Ce travail s'inscrit dans la tension croissante entre transparence et protection de la propriété intellectuelle chez les grands laboratoires. Depuis o1, OpenAI, Anthropic et Google masquent le raisonnement interne de leurs modèles, à la fois pour l'alignement et pour empêcher des concurrents, notamment chinois, de s'entraîner sur ces traces. Les auteurs affirment avoir suivi une procédure de divulgation responsable, plusieurs vulnérabilités ayant déjà été corrigées, tandis que l'enquête a aussi mis au jour une clé de production Hugging Face compromise lors d'un incident de cybersécurité distinct.

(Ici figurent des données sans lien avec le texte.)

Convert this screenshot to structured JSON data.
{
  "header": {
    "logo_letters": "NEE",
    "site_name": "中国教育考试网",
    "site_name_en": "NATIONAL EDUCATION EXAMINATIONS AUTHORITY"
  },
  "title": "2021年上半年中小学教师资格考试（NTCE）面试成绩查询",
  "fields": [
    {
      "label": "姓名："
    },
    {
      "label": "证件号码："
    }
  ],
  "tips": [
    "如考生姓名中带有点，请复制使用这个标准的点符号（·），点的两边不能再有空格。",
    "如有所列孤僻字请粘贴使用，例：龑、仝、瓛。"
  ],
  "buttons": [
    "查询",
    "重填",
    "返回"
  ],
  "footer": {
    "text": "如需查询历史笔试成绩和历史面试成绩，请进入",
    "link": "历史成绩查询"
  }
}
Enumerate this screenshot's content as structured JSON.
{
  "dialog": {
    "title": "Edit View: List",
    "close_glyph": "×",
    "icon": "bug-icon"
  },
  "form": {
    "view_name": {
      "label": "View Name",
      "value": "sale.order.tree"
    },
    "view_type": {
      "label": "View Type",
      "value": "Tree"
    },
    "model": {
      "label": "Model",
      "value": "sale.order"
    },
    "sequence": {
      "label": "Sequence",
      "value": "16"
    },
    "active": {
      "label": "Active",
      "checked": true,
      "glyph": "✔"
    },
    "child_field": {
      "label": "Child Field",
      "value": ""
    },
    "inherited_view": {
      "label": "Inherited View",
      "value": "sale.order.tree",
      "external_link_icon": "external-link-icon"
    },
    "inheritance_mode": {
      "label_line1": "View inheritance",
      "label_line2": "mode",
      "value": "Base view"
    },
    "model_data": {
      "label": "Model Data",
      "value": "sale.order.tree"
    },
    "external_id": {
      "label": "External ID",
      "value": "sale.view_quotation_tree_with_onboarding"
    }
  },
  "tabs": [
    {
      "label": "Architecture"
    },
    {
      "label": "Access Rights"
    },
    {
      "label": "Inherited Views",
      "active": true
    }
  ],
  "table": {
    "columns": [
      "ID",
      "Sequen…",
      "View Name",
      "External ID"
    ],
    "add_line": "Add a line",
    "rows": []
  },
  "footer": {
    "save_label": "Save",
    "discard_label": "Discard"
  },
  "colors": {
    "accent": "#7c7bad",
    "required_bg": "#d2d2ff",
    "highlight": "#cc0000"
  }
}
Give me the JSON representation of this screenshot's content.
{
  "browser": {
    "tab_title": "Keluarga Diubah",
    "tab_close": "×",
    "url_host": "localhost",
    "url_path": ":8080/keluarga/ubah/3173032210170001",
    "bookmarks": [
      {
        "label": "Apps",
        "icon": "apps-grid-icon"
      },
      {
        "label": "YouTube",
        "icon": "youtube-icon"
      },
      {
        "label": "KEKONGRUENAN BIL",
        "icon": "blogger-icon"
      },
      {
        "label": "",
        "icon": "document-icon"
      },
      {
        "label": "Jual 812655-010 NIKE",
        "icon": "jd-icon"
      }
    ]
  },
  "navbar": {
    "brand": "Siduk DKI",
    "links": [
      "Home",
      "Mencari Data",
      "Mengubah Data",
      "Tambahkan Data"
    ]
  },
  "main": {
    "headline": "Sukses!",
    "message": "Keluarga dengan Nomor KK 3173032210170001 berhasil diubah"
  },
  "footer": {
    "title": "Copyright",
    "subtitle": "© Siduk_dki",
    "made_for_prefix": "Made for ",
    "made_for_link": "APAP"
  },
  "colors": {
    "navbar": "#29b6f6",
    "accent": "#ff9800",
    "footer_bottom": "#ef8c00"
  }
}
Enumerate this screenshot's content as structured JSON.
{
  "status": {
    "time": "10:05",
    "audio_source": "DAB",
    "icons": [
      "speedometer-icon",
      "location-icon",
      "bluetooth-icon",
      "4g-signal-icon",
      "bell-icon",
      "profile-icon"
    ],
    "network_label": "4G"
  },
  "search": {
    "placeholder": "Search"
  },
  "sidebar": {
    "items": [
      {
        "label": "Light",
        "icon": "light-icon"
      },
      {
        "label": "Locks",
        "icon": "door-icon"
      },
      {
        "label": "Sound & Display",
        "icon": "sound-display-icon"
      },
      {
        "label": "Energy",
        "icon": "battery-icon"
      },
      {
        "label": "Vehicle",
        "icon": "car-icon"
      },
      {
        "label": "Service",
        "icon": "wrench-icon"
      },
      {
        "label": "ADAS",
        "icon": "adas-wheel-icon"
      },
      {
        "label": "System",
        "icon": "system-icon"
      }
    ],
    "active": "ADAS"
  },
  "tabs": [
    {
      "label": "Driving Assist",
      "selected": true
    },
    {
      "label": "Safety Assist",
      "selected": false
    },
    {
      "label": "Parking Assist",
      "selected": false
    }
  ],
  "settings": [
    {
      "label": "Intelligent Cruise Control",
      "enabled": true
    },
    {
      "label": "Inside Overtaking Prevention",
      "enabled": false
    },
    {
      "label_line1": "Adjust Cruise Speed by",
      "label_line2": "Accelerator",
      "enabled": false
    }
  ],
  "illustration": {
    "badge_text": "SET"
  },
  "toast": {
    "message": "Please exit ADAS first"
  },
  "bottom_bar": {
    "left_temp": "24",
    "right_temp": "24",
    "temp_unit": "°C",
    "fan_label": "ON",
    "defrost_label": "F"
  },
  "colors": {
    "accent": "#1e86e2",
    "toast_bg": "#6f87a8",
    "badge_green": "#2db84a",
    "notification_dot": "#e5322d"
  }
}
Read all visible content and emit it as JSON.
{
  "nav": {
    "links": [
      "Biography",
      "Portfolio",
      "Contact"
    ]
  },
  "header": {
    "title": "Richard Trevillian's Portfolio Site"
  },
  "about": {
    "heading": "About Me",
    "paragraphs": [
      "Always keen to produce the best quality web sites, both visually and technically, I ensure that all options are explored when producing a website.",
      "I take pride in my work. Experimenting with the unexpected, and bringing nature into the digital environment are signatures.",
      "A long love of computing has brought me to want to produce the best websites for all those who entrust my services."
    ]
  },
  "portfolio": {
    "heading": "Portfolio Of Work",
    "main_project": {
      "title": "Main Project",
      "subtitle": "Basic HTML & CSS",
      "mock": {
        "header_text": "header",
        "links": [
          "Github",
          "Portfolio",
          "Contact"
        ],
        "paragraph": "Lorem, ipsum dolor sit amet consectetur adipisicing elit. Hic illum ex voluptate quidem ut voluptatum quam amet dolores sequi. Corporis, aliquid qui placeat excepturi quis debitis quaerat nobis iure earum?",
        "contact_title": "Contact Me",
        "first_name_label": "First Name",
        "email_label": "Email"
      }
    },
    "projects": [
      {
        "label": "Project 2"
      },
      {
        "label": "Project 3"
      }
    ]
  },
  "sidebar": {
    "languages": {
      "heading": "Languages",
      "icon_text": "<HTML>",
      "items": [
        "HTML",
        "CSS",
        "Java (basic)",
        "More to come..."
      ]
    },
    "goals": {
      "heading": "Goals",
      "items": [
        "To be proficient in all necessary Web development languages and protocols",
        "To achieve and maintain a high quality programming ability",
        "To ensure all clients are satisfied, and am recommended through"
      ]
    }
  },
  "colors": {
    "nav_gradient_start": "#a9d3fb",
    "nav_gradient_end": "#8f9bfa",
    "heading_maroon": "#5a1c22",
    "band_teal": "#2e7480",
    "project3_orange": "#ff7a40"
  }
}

Des variantes de l'attaque restent toutefois probablement possibles, ce qui devrait pousser les fournisseurs à revoir leurs mécanismes de signature et les utilisateurs à cesser de partager publiquement des sessions contenant ces blocs de raisonnement.
Les développeurs européens utilisant Claude Code ou Codex risquent d'exposer identifiants et données personnelles s'ils ont partagé publiquement des sessions contenant du raisonnement chiffré.